On December 6th, the MD Anderson Cancer Center and NIH have announced that they will be funding a clinical trial that will combine two Mesoblast technologies: 1) Mesenchymal Precursor Cell (MPC)-based expansion, and 2) Ex-vivo fucosylation of hematopoietic stem cells (HSCs) for cord blood transplantation in cancer patients.
The purpose of the trial is to provide clinical data to indicate whether these technologies can interact synergistically to promote faster cord blood HSC engraftment for bone marrow transplant patients.
Mesoblast Clinical Trial Evolution
Headquartered in Melbourne, Australia, Mesoblast Limited is a regenerative medicine company. It was founded by Silviu Itescu in 2004, and he remains at the helm of the company as CEO and Managing Director. Mesoblast is best known for its development of mesenchymal lineage cells, including mesenchymal precursor cells (MPCs) and mesenchymal stem cells (MSCs).
To date, Mesoblast has had the Japanese government approve TEMCELL® HS. Inj, a product that it licensed to JCR Pharmaceuticals Co. Ltd for the treatment of graft vs host disease (GvHD).

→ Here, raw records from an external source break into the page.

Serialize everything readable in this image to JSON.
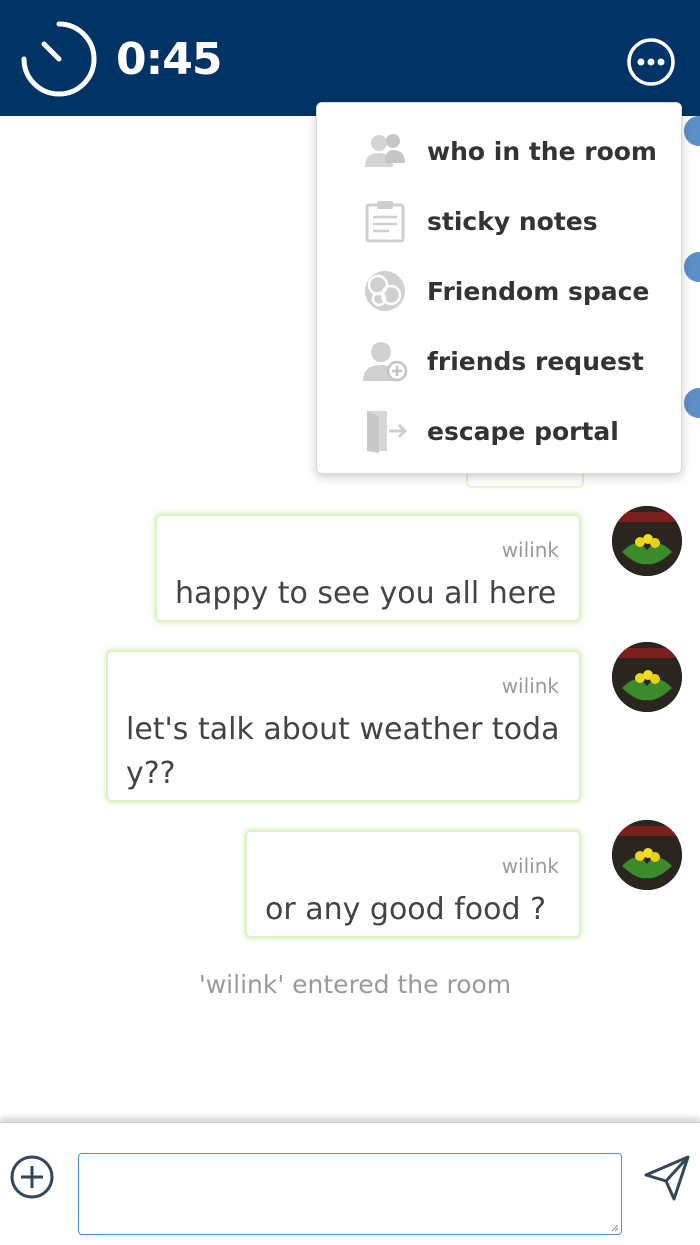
{
  "header": {
    "timer": "0:45",
    "timer_icon": "stopwatch-icon",
    "more_icon": "more-options-icon",
    "background_color": "#003366"
  },
  "menu": {
    "items": [
      {
        "label": "who in the room",
        "icon": "users-icon"
      },
      {
        "label": "sticky notes",
        "icon": "sticky-note-icon"
      },
      {
        "label": "Friendom space",
        "icon": "globe-icon"
      },
      {
        "label": "friends request",
        "icon": "add-friend-icon"
      },
      {
        "label": "escape portal",
        "icon": "exit-door-icon"
      }
    ]
  },
  "messages": [
    {
      "sender": "wilink",
      "text": "happy to see you all here"
    },
    {
      "sender": "wilink",
      "text": "let's talk about weather today??"
    },
    {
      "sender": "wilink",
      "text": "or any good food ?"
    }
  ],
  "system_message": "'wilink' entered the room",
  "composer": {
    "input_value": "",
    "attach_icon": "plus-circle-icon",
    "send_icon": "send-icon"
  },
  "colors": {
    "accent": "#003366",
    "bubble_border": "#c8e6a0",
    "input_border": "#4a90d9"
  }
}
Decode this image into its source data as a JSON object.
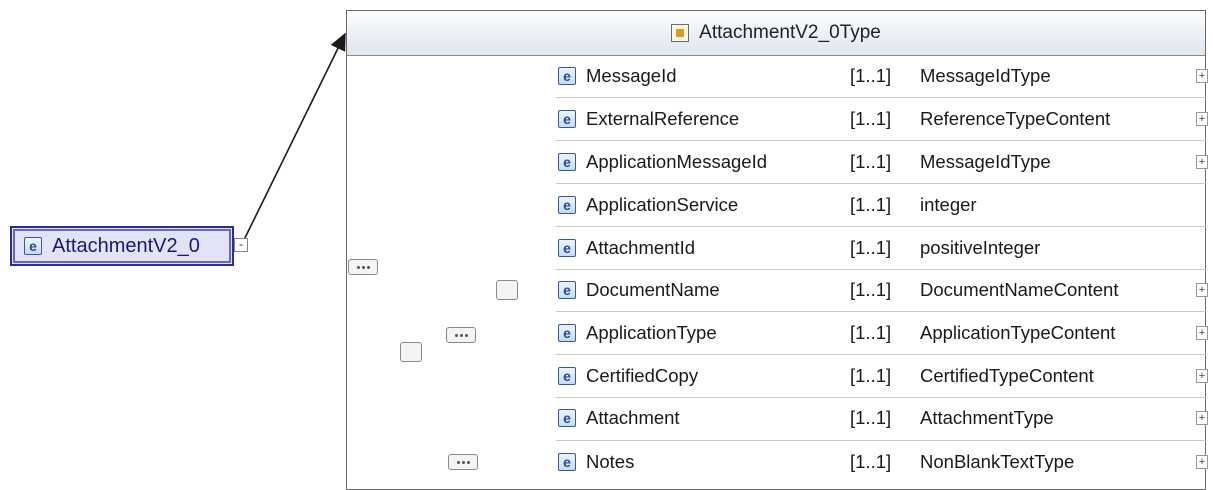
{
  "root_element": {
    "label": "AttachmentV2_0",
    "icon": "element-icon",
    "toggle": "-"
  },
  "type_box": {
    "title": "AttachmentV2_0Type",
    "icon": "complex-type-icon"
  },
  "rows": [
    {
      "name": "MessageId",
      "card": "[1..1]",
      "type": "MessageIdType",
      "expand": "+"
    },
    {
      "name": "ExternalReference",
      "card": "[1..1]",
      "type": "ReferenceTypeContent",
      "expand": "+"
    },
    {
      "name": "ApplicationMessageId",
      "card": "[1..1]",
      "type": "MessageIdType",
      "expand": "+"
    },
    {
      "name": "ApplicationService",
      "card": "[1..1]",
      "type": "integer",
      "expand": ""
    },
    {
      "name": "AttachmentId",
      "card": "[1..1]",
      "type": "positiveInteger",
      "expand": ""
    },
    {
      "name": "DocumentName",
      "card": "[1..1]",
      "type": "DocumentNameContent",
      "expand": "+"
    },
    {
      "name": "ApplicationType",
      "card": "[1..1]",
      "type": "ApplicationTypeContent",
      "expand": "+"
    },
    {
      "name": "CertifiedCopy",
      "card": "[1..1]",
      "type": "CertifiedTypeContent",
      "expand": "+"
    },
    {
      "name": "Attachment",
      "card": "[1..1]",
      "type": "AttachmentType",
      "expand": "+"
    },
    {
      "name": "Notes",
      "card": "[1..1]",
      "type": "NonBlankTextType",
      "expand": "+"
    }
  ],
  "element_icon_glyph": "e",
  "colors": {
    "element_border": "#2b2b9a",
    "element_fill": "#e3e3f7",
    "link_line": "#1a1a1a"
  }
}
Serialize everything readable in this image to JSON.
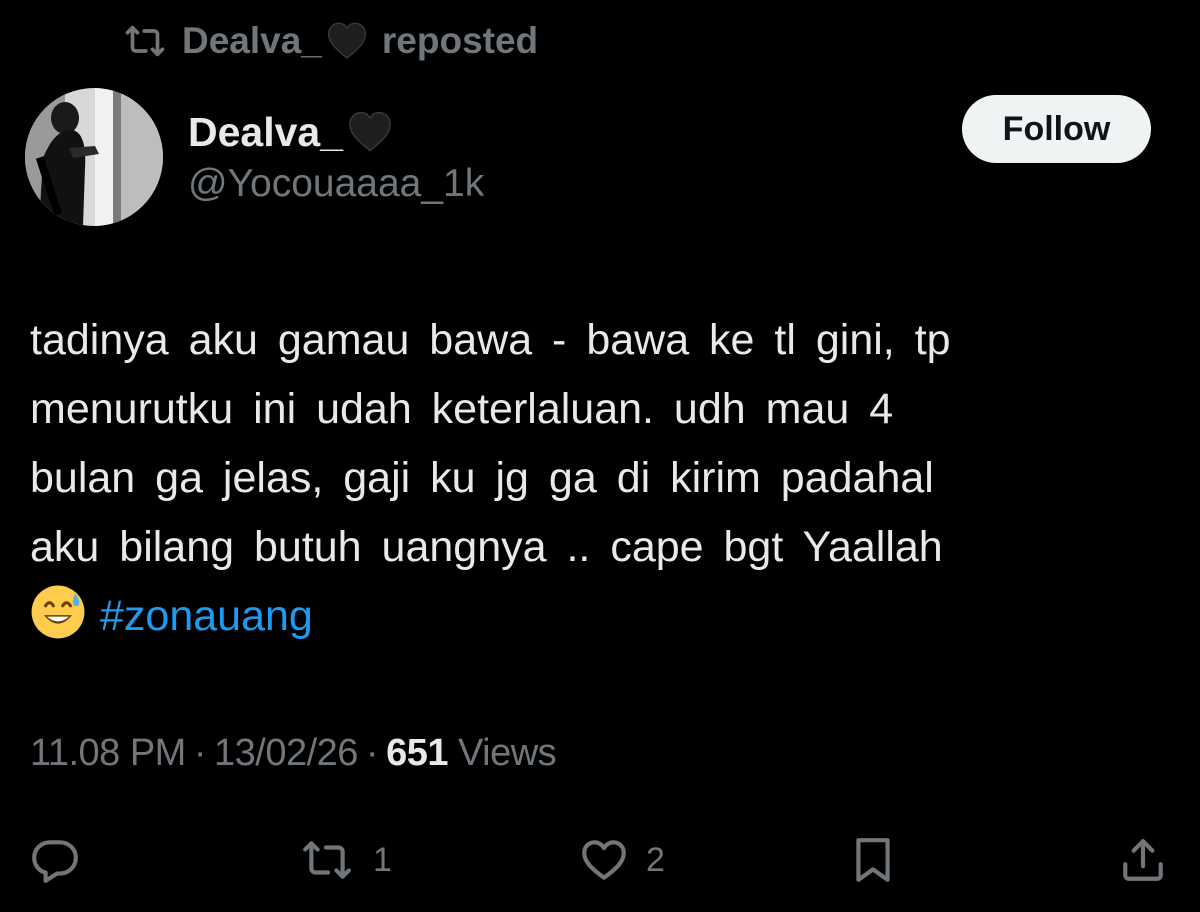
{
  "repost_banner": {
    "name": "Dealva_",
    "label": "reposted"
  },
  "author": {
    "display_name": "Dealva_",
    "handle": "@Yocouaaaa_1k"
  },
  "follow_button": {
    "label": "Follow"
  },
  "tweet": {
    "lines": [
      "tadinya aku gamau bawa - bawa ke tl gini, tp",
      "menurutku ini udah keterlaluan. udh mau 4",
      "bulan ga jelas, gaji ku jg ga di kirim padahal",
      "aku bilang butuh uangnya .. cape bgt Yaallah"
    ],
    "hashtag": "#zonauang"
  },
  "meta": {
    "time": "11.08 PM",
    "separator": "·",
    "date": "13/02/26",
    "views_count": "651",
    "views_label": "Views"
  },
  "actions": {
    "reply_count": "",
    "repost_count": "1",
    "like_count": "2"
  },
  "colors": {
    "background": "#000000",
    "text_primary": "#e7e9ea",
    "text_secondary": "#71767b",
    "link": "#1d9bf0",
    "follow_bg": "#eff3f4"
  },
  "icons": {
    "repost_banner": "repost-icon",
    "heart_emoji": "black-heart-emoji",
    "sweat_emoji": "grinning-sweat-emoji",
    "reply": "reply-icon",
    "repost": "repost-icon",
    "like": "like-icon",
    "bookmark": "bookmark-icon",
    "share": "share-icon"
  }
}
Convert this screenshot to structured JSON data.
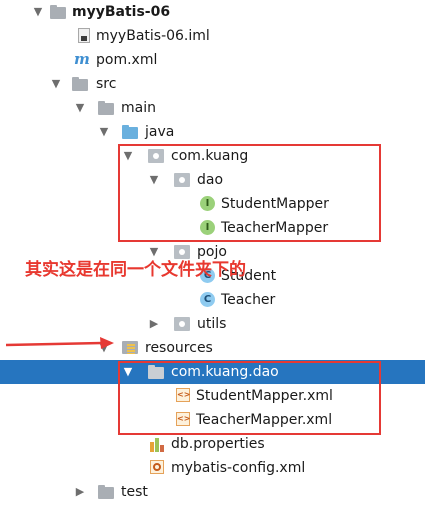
{
  "tree": {
    "project": "myyBatis-06",
    "iml_file": "myyBatis-06.iml",
    "pom": "pom.xml",
    "src": "src",
    "main": "main",
    "java": "java",
    "pkg_com_kuang": "com.kuang",
    "pkg_dao": "dao",
    "student_mapper": "StudentMapper",
    "teacher_mapper": "TeacherMapper",
    "pkg_pojo": "pojo",
    "student": "Student",
    "teacher": "Teacher",
    "pkg_utils": "utils",
    "resources": "resources",
    "res_pkg": "com.kuang.dao",
    "student_mapper_xml": "StudentMapper.xml",
    "teacher_mapper_xml": "TeacherMapper.xml",
    "db_properties": "db.properties",
    "mybatis_config": "mybatis-config.xml",
    "test": "test"
  },
  "icons": {
    "interface_letter": "I",
    "class_letter": "C",
    "xml_glyph": "<>"
  },
  "annotation": {
    "text": "其实这是在同一个文件夹下的",
    "color": "#e8382f"
  },
  "colors": {
    "selection": "#2675bf",
    "highlight_box": "#e53935"
  }
}
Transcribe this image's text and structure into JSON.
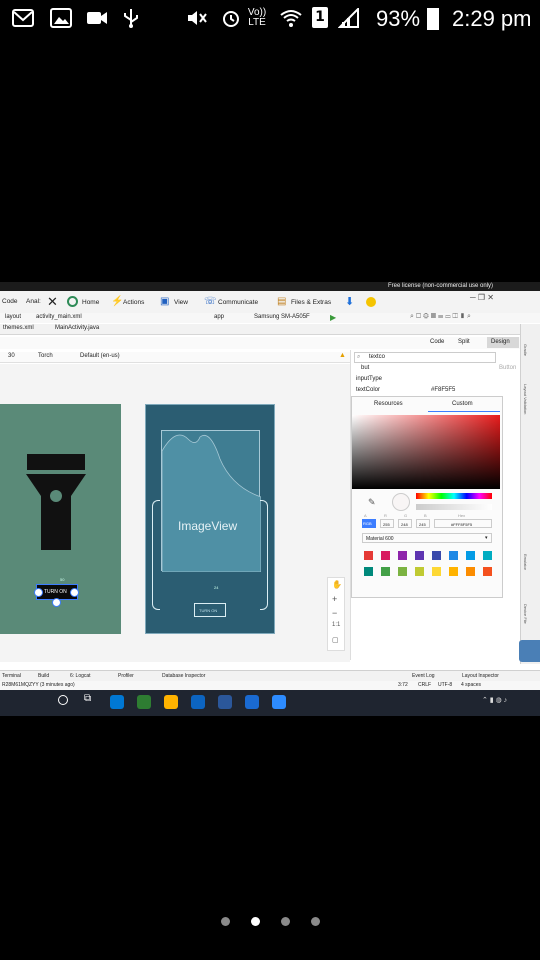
{
  "status_bar": {
    "battery": "93%",
    "time": "2:29 pm",
    "sim": "1",
    "volte": "Vo)) LTE"
  },
  "teamviewer": {
    "license": "Free license (non-commercial use only)",
    "code_label": "Code",
    "anal_label": "Anal:",
    "home": "Home",
    "actions": "Actions",
    "view": "View",
    "communicate": "Communicate",
    "files": "Files & Extras"
  },
  "ide": {
    "breadcrumb_layout": "layout",
    "breadcrumb_file": "activity_main.xml",
    "device_dropdown": "app",
    "device_name": "Samsung SM-A505F",
    "tabs": [
      "themes.xml",
      "MainActivity.java"
    ],
    "view_modes": {
      "code": "Code",
      "split": "Split",
      "design": "Design"
    },
    "toolbar": {
      "api": "30",
      "theme": "Torch",
      "locale": "Default (en-us)"
    },
    "imageview_label": "ImageView",
    "button_label": "TURN ON",
    "button_label_blueprint": "TURN ON",
    "constraint_50": "50",
    "constraint_24": "24"
  },
  "attributes": {
    "search_value": "textco",
    "but": "but",
    "button_hint": "Button",
    "input_type": "inputType",
    "text_color": "textColor",
    "text_color_value": "#F8F5F5",
    "tab_resources": "Resources",
    "tab_custom": "Custom",
    "color_fields": {
      "a_label": "A",
      "r_label": "R",
      "g_label": "G",
      "b_label": "B",
      "hex_label": "Hex",
      "mode": "RGB",
      "a": "255",
      "r": "248",
      "g": "245",
      "b": "245",
      "hex": "#FFF8F5F5"
    },
    "palette_name": "Material 600",
    "palette_row1": [
      "#e53935",
      "#d81b60",
      "#8e24aa",
      "#5e35b1",
      "#3949ab",
      "#1e88e5",
      "#039be5",
      "#00acc1"
    ],
    "palette_row2": [
      "#00897b",
      "#43a047",
      "#7cb342",
      "#c0ca33",
      "#fdd835",
      "#ffb300",
      "#fb8c00",
      "#f4511e"
    ]
  },
  "side_labels": [
    "Gradle",
    "Layout Validation",
    "Emulator",
    "Device File"
  ],
  "bottom_bar": {
    "tabs": [
      "Terminal",
      "Build",
      "6: Logcat",
      "Profiler",
      "Database Inspector"
    ],
    "right_tabs": [
      "Event Log",
      "Layout Inspector"
    ],
    "status_text": "R28M61MQZYY (3 minutes ago)",
    "cursor": "3:72",
    "line_sep": "CRLF",
    "encoding": "UTF-8",
    "indent": "4 spaces"
  },
  "taskbar_colors": [
    "#0078d4",
    "#2e7d32",
    "#ffb300",
    "#0c64c0",
    "#2b579a",
    "#1a6ad1",
    "#2d8cff"
  ],
  "pager": {
    "count": 4,
    "active": 1
  }
}
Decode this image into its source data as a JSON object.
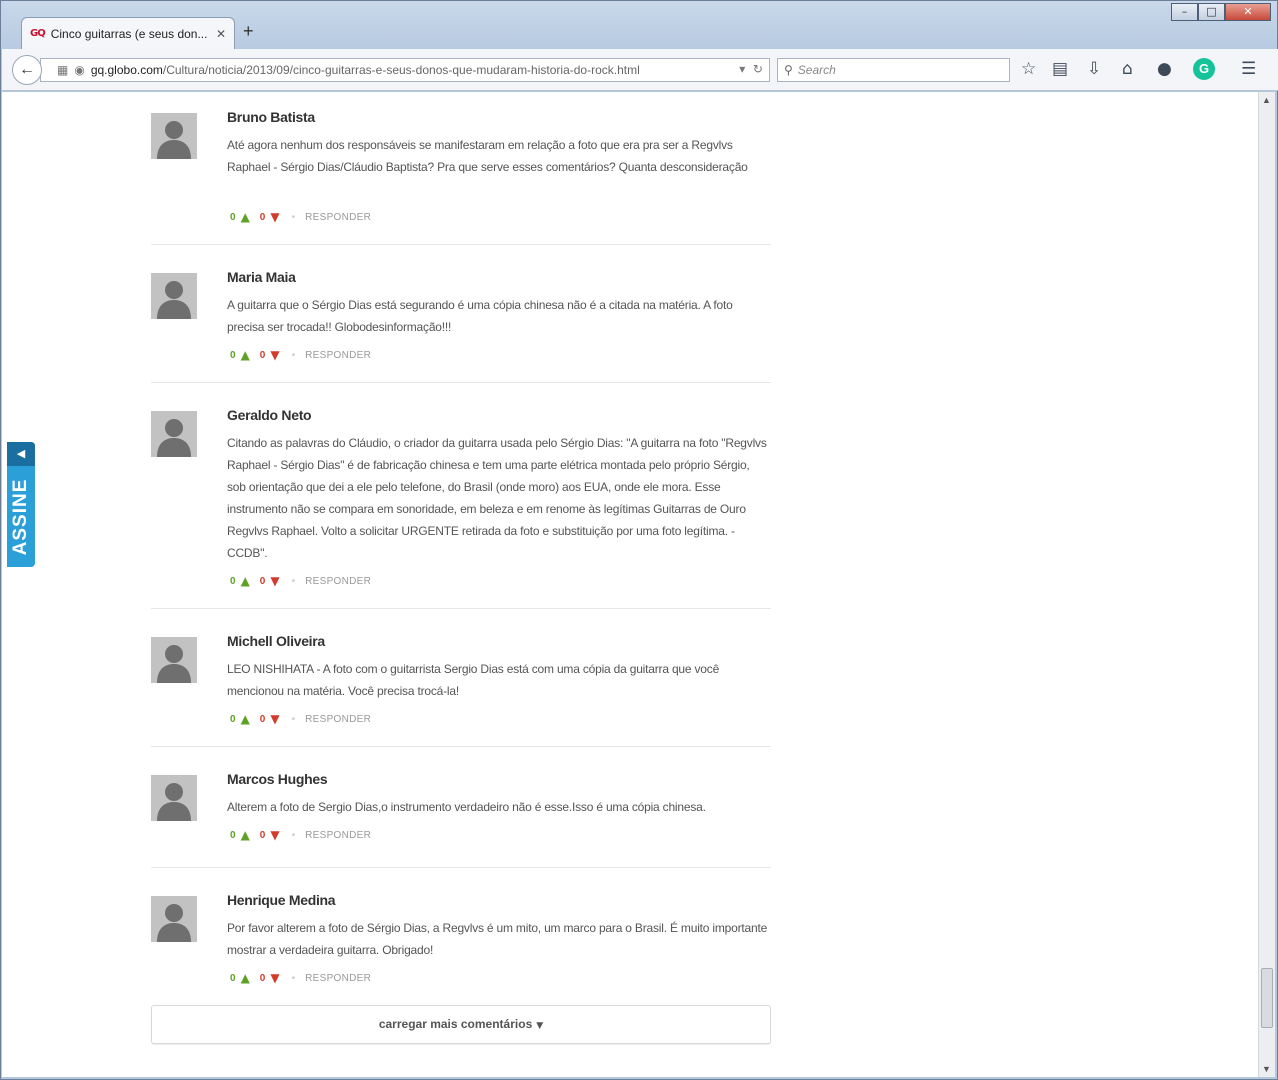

In addition to launching the first allogeneic cell-based product to receive full regulatory approval in Japan, Mesoblast expects to launch the first industrially manufactured allogeneic cell-based product in the U.S., stating “Our product candidate, MSC-100-IV, has orphan drug designation and is being developed under an accelerated regulatory approval pathway in line with FDA discussions for children with steroid-refractory acute graft versus host disease.”
Mesoblast also has two other lead product candidates, MPC-150-IM and MPC-06-ID, whic are in Phase 3 programs targeting advanced chronic heart failure and chronic low back pain.
Now, the company is exploring its Mesenchymal Precursor Cell (MPC)-based expansion technologies in conjunction with the MD Anderson Cancer Center (MDACC) and the NIH.
As stated by Dr. Shpall of the MDACC, “Our data suggest that combining Mesoblast’s MPC-based HSC expansion and ex vivo fucosylation technologies may be the optimal clinical strategy for rapid engraftment of cord blood transplants, potentially making cord blood transplantation a real option for many desperate patients who cannot find a suitable alternative.”